Дальше начиналась полоса предгорий – более пологих склонов, застланных зеленым ковром кустарников и низкой растительности. Сверху они напоминали брошенный на землю мифическим божеством отрез роскошного бархата, складки которого заламывались в ущелья и долины, и по ним то здесь, то там вились серебряные нити рек. Округлые вершины манили обманчивой мягкостью: казалось, прикоснувшись к ним, рука ощутит прохладную нежность ткани.

Как зачарованная смотрела Сабина на эту красоту, забывая порой дышать. Ее одолевало безумное желание открыть дверцу кабины и шагнуть из вертолета прямо в небо. Ей хотелось покориться воле ветра, довериться ему, хотелось ринуться вниз с этой высоты, испытав то чувство свободного падения или полета, которое знакомо птицам, а потом, едва задев крылом изумрудное покрывало, вновь взмыть в бесконечность розовеющего небосвода… Но с нею был Арман, и она гнала от себя эти мысли, все сильнее сжимая его руку. Нисколько не заботясь о том, что пилот слышит их разговор через наушники, она, с сияющей улыбкой обратясь к возлюбленному, прокричала в микрофон:

– Я не могу в это поверить! Это лучший день в моей жизни! – Ее переполняла благодарность к сидевшему рядом молодому человеку. – Ты же знаешь, как я об этом мечтала!

– Знаю.

– Это… это так здорово! И я так тебя люблю!

– И я тебя люблю!

– Но куда все-таки мы летим? – Не до конца проясненная ситуация не давала ей покоя.

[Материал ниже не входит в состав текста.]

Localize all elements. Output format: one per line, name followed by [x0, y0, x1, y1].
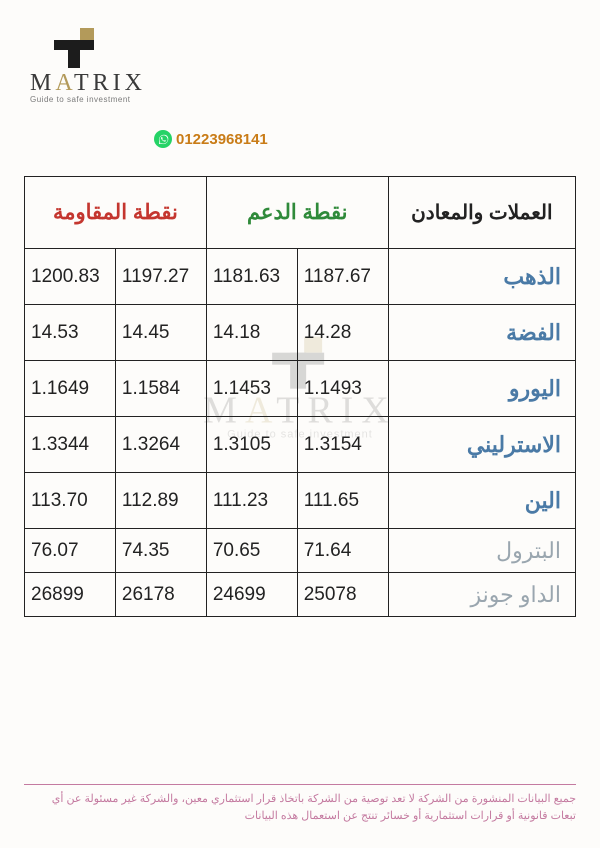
- cell-instrument: الداو جونز: [388, 573, 575, 617]
- cell-r2: 76.07: [25, 529, 116, 573]
- logo-letter: M: [30, 70, 55, 96]
- cell-s1: 25078: [297, 573, 388, 617]
- cell-s2: 70.65: [206, 529, 297, 573]
- cell-r1: 1197.27: [115, 249, 206, 305]
- logo-letters-rest: TRIX: [74, 70, 146, 96]
- logo-icon: [54, 28, 98, 68]
- logo-block: MATRIX Guide to safe investment: [30, 28, 576, 104]
- cell-instrument: الين: [388, 473, 575, 529]
- cell-s2: 1.1453: [206, 361, 297, 417]
- cell-instrument: اليورو: [388, 361, 575, 417]
- cell-r2: 1200.83: [25, 249, 116, 305]
- cell-s1: 14.28: [297, 305, 388, 361]
- cell-r1: 14.45: [115, 305, 206, 361]
- cell-r1: 26178: [115, 573, 206, 617]
- page: MATRIX Guide to safe investment 01223968…: [0, 0, 600, 848]
- cell-r2: 1.1649: [25, 361, 116, 417]
- cell-s1: 111.65: [297, 473, 388, 529]
- logo-text: MATRIX: [30, 70, 576, 97]
- header-instrument: العملات والمعادن: [388, 177, 575, 249]
- table-row: 26899261782469925078الداو جونز: [25, 573, 576, 617]
- cell-r1: 74.35: [115, 529, 206, 573]
- whatsapp-icon: [154, 130, 172, 148]
- cell-s2: 24699: [206, 573, 297, 617]
- logo-tagline: Guide to safe investment: [30, 95, 576, 104]
- table-row: 14.5314.4514.1814.28الفضة: [25, 305, 576, 361]
- table-row: 76.0774.3570.6571.64البترول: [25, 529, 576, 573]
- cell-s2: 1.3105: [206, 417, 297, 473]
- cell-instrument: البترول: [388, 529, 575, 573]
- table-row: 1200.831197.271181.631187.67الذهب: [25, 249, 576, 305]
- cell-s1: 1187.67: [297, 249, 388, 305]
- cell-r2: 26899: [25, 573, 116, 617]
- table-row: 1.16491.15841.14531.1493اليورو: [25, 361, 576, 417]
- table-container: MATRIX Guide to safe investment نقطة الم…: [24, 176, 576, 617]
- cell-s2: 1181.63: [206, 249, 297, 305]
- disclaimer-text: جميع البيانات المنشورة من الشركة لا تعد …: [24, 784, 576, 826]
- cell-s1: 71.64: [297, 529, 388, 573]
- cell-r2: 113.70: [25, 473, 116, 529]
- table-header-row: نقطة المقاومة نقطة الدعم العملات والمعاد…: [25, 177, 576, 249]
- cell-r2: 1.3344: [25, 417, 116, 473]
- cell-s1: 1.1493: [297, 361, 388, 417]
- table-row: 1.33441.32641.31051.3154الاسترليني: [25, 417, 576, 473]
- cell-instrument: الفضة: [388, 305, 575, 361]
- logo-letter-accent: A: [55, 70, 74, 96]
- cell-s2: 14.18: [206, 305, 297, 361]
- cell-s2: 111.23: [206, 473, 297, 529]
- cell-r2: 14.53: [25, 305, 116, 361]
- cell-r1: 1.3264: [115, 417, 206, 473]
- rates-table: نقطة المقاومة نقطة الدعم العملات والمعاد…: [24, 176, 576, 617]
- header-support: نقطة الدعم: [206, 177, 388, 249]
- header-resistance: نقطة المقاومة: [25, 177, 207, 249]
- cell-s1: 1.3154: [297, 417, 388, 473]
- table-row: 113.70112.89111.23111.65الين: [25, 473, 576, 529]
- phone-number: 01223968141: [176, 131, 268, 148]
- cell-r1: 1.1584: [115, 361, 206, 417]
- contact-block: 01223968141: [154, 130, 576, 148]
- cell-r1: 112.89: [115, 473, 206, 529]
- cell-instrument: الاسترليني: [388, 417, 575, 473]
- cell-instrument: الذهب: [388, 249, 575, 305]
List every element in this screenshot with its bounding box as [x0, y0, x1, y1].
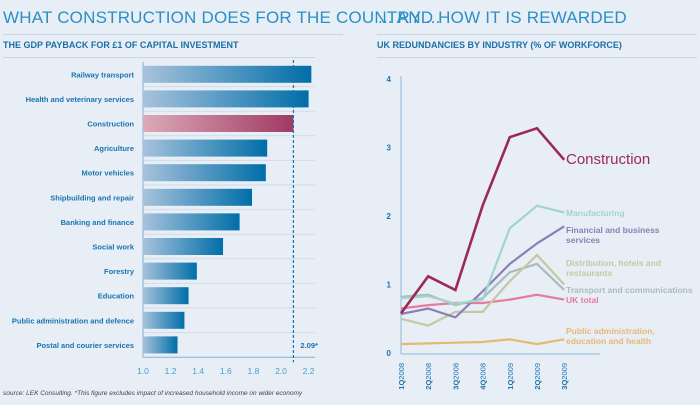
bar-label: Social work: [92, 243, 135, 252]
x-tick-label: 2Q2008: [424, 363, 433, 390]
legend-label: Public administration, education and heal…: [566, 326, 655, 346]
y-tick-label: 3: [387, 144, 392, 153]
bar-label: Shipbuilding and repair: [50, 193, 134, 202]
bar-label: Railway transport: [71, 70, 134, 79]
x-tick-label: 2.0: [275, 366, 287, 376]
reference-label: 2.09*: [300, 341, 318, 350]
left-title: WHAT CONSTRUCTION DOES FOR THE COUNTRY .…: [3, 8, 441, 27]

– Не выдержишь, да? – Он определенно забавлялся, глядя на ее терзания.

– Нет!

– Ладно, не умирай от любопытства. Я решил показать тебе пару-тройку мест, в которых ты не была.

– Под Алма-Атой?

– А ты думаешь, мы на этом вертолетике до Парижа долетим?

– Арман, ну хватит! Говори уже! – Она изнемогала от желания узнать все детали их поездки. И как он может быть таким противным? Но он, видимо, больше не планировал ее мучить:

– «Чарынский каньон» тебе о чем-нибудь говорит?

– Что?! Чарын?! Ты не шутишь?! – Сабина вновь едва не захлебнулась от восторга. – Я же всегда хотела там побывать!

– Это я тоже знаю. – Он явно был доволен своей прозорливостью. – Поэтому мы туда и летим.

– О! У меня нет слов!.. Но ты сказал «пару-тройку мест»? Значит, кроме Чарына, будет что-то еще?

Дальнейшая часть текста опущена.